La Capitale Italiana della Cultura 2026 è L’Aquila con il claim “Un territorio, mille capitali”, uno slogan che farà da filo conduttore al ricco programma di eventi previsto per tutto l’anno. Oltre 300 saranno le opportunità per mostrare la bellezza di un territorio che rifiorisce dopo un percorso che ha fatto della cultura la sua priorità.

Come ha dichiarato il presidente della Regione Marco Marsilio: “Il prestigioso riconoscimento di Capitale Italiana della Cultura 2026 non è arrivato per caso, perché L’Aquila ha scelto consapevolmente e in maniera lungimirante di investire sulla cultura, sulla ricerca scientifica e sull’innovazione tecnologica per ricostruire il proprio futuro e darsi una prospettiva”.

Gli appuntamenti previsti daranno voce a una comunità ampia e policentrica, valorizzando anche le aree rurali e quelle montane di tutta la provincia abruzzese.

Un progetto culturale diffuso su tutto il territorio

La cerimonia di apertura de L’Aquila Capitale Italiana della Cultura 2026 ha segnato l’inizio di un anno dal forte valore simbolico e collettivo. In questa occasione, il centro storico si è trasformato in un grande palcoscenico a cielo aperto, dando forma a un racconto urbano capace di unire tecnologia, arte e partecipazione popolare. Alla Fontana Luminosa, lo spettacolo di droni Sotto un unico cielo ha dato il via agli appuntamenti pubblici, seguito dalla parata del gigante di luce Dundu.

In Piazza Duomo, lo spettacolo La Città Celestiale, l’accensione dell’installazione luminosa Il Faro 99 e l’intervento del sindaco hanno chiuso la giornata, accompagnata da performance itineranti nelle vie del centro.

Il programma, però, nasce con l’obiettivo di superare i confini del centro storico per trasformare l’intero territorio in un grande spazio di produzione culturale. Mostre, performance e appuntamenti artistici si muoveranno lungo una geografia ampia e articolata, capace di tenere insieme città, borghi, aree interne e paesaggi montani.
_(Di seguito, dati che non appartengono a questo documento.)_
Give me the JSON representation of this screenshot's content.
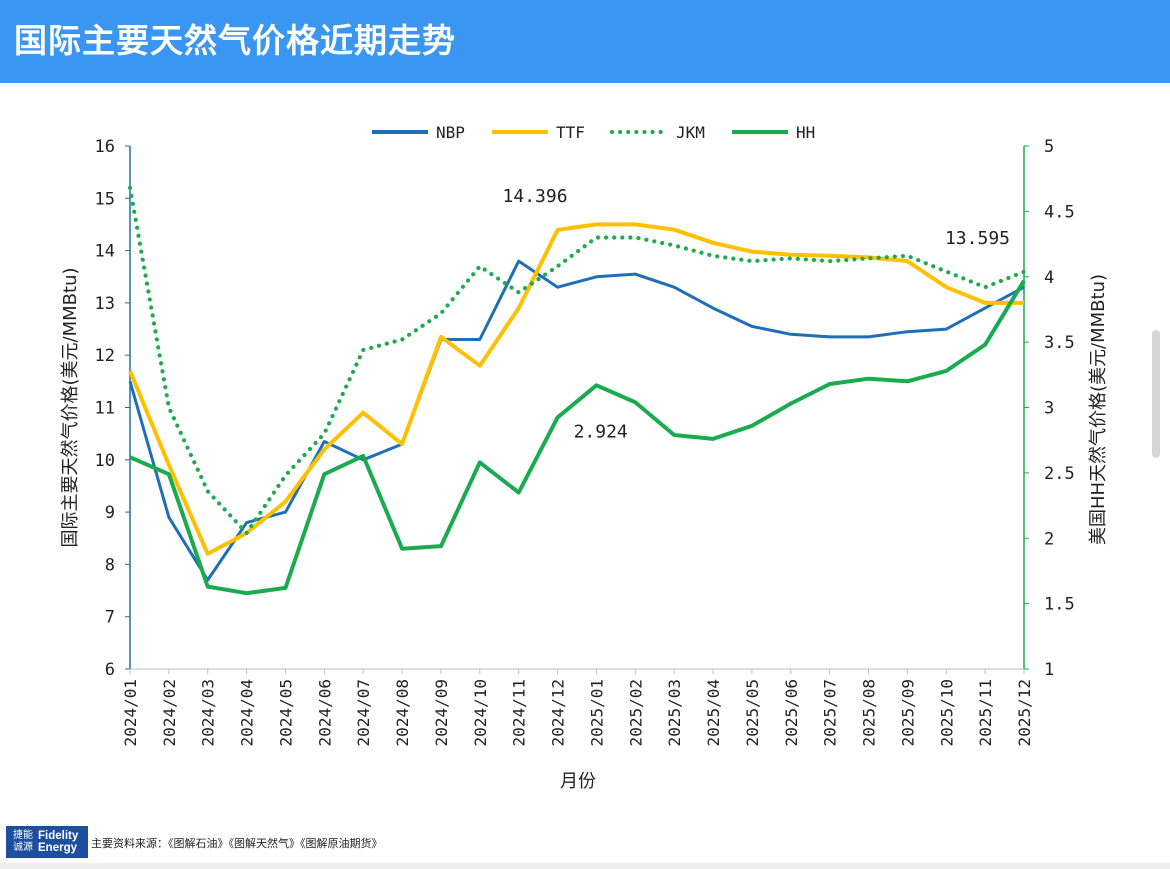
{
  "header": {
    "title": "国际主要天然气价格近期走势"
  },
  "footer": {
    "logo_cn_line1": "捷能",
    "logo_cn_line2": "诚源",
    "logo_en_line1": "Fidelity",
    "logo_en_line2": "Energy",
    "source_text": "主要资料来源：《图解石油》《图解天然气》《图解原油期货》"
  },
  "chart_data": {
    "type": "line",
    "x": [
      "2024/01",
      "2024/02",
      "2024/03",
      "2024/04",
      "2024/05",
      "2024/06",
      "2024/07",
      "2024/08",
      "2024/09",
      "2024/10",
      "2024/11",
      "2024/12",
      "2025/01",
      "2025/02",
      "2025/03",
      "2025/04",
      "2025/05",
      "2025/06",
      "2025/07",
      "2025/08",
      "2025/09",
      "2025/10",
      "2025/11",
      "2025/12"
    ],
    "xlabel": "月份",
    "ylabel_left": "国际主要天然气价格(美元/MMBtu)",
    "ylabel_right": "美国HH天然气价格(美元/MMBtu)",
    "ylim_left": [
      6,
      16
    ],
    "ylim_right": [
      1,
      5
    ],
    "yticks_left": [
      "6",
      "7",
      "8",
      "9",
      "10",
      "11",
      "12",
      "13",
      "14",
      "15",
      "16"
    ],
    "yticks_right": [
      "1",
      "1.5",
      "2",
      "2.5",
      "3",
      "3.5",
      "4",
      "4.5",
      "5"
    ],
    "legend_position": "top-center",
    "grid": false,
    "series": [
      {
        "name": "NBP",
        "axis": "left",
        "color": "#1f6fb8",
        "style": "solid",
        "values": [
          11.5,
          8.9,
          7.7,
          8.8,
          9.0,
          10.35,
          10.0,
          10.3,
          12.3,
          12.3,
          13.8,
          13.3,
          13.5,
          13.55,
          13.3,
          12.9,
          12.55,
          12.4,
          12.35,
          12.35,
          12.45,
          12.5,
          12.9,
          13.3
        ]
      },
      {
        "name": "TTF",
        "axis": "left",
        "color": "#ffc000",
        "style": "solid",
        "values": [
          11.7,
          9.9,
          8.2,
          8.6,
          9.2,
          10.2,
          10.9,
          10.3,
          12.35,
          11.8,
          12.9,
          14.396,
          14.5,
          14.5,
          14.4,
          14.15,
          13.98,
          13.92,
          13.9,
          13.87,
          13.8,
          13.3,
          13.0,
          13.0
        ]
      },
      {
        "name": "JKM",
        "axis": "left",
        "color": "#1faa4f",
        "style": "dotted",
        "values": [
          15.2,
          11.0,
          9.4,
          8.6,
          9.7,
          10.5,
          12.1,
          12.3,
          12.8,
          13.7,
          13.2,
          13.7,
          14.25,
          14.25,
          14.1,
          13.9,
          13.8,
          13.85,
          13.8,
          13.85,
          13.9,
          13.6,
          13.3,
          13.595
        ]
      },
      {
        "name": "HH",
        "axis": "right",
        "color": "#1aab4f",
        "style": "solid",
        "values": [
          2.62,
          2.49,
          1.63,
          1.58,
          1.62,
          2.49,
          2.63,
          1.92,
          1.94,
          2.58,
          2.35,
          2.924,
          3.17,
          3.04,
          2.79,
          2.76,
          2.86,
          3.03,
          3.18,
          3.22,
          3.2,
          3.28,
          3.48,
          3.97
        ]
      }
    ],
    "annotations": [
      {
        "text": "14.396",
        "series": "TTF",
        "index": 11
      },
      {
        "text": "13.595",
        "series": "JKM",
        "index": 23
      },
      {
        "text": "2.924",
        "series": "HH",
        "index": 11
      }
    ]
  }
}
Mostre, concerti e festival

È in questa visione policentrica che si inseriscono alcuni dei progetti più attesi dell’anno e che porteranno in Abruzzo, meta luxury dell’anno, un numero maggiore di visitatori. Tra gli eventi citiamo la retrospettiva dedicata a Fabio Mauri nel centenario della nascita. L’artista romano, legato profondamente a L’Aquila per la sua lunga esperienza all’Accademia di Belle Arti, sarà celebrato con una mostra curata da Maurizio Cattelan e Marta Papini negli spazi del MAXXI L’Aquila, in un dialogo tra memoria, ricerca e contemporaneità.

Accanto alle grandi esposizioni, il 2026 aquilano darà spazio a diversi interventi artistici come Oltre il visibile, progetto site-specific dell’artista cinese Liu Bolin, che unirà fotografia e performance trasformando scenari iconici come la Basilica di Collemaggio e Rocca Calascio in parte integrante dell’opera.

La musica sarà un altro asse portante del programma, con nuove produzioni che intrecciano spiritualità, identità e sperimentazione: dall’opera commissionata al compositore premio Oscar Nicola Piovani, fino al progetto musicale dell’Istituzione Sinfonica Abruzzese dedicato a San Francesco d’Assisi nell’ottavo centenario della morte.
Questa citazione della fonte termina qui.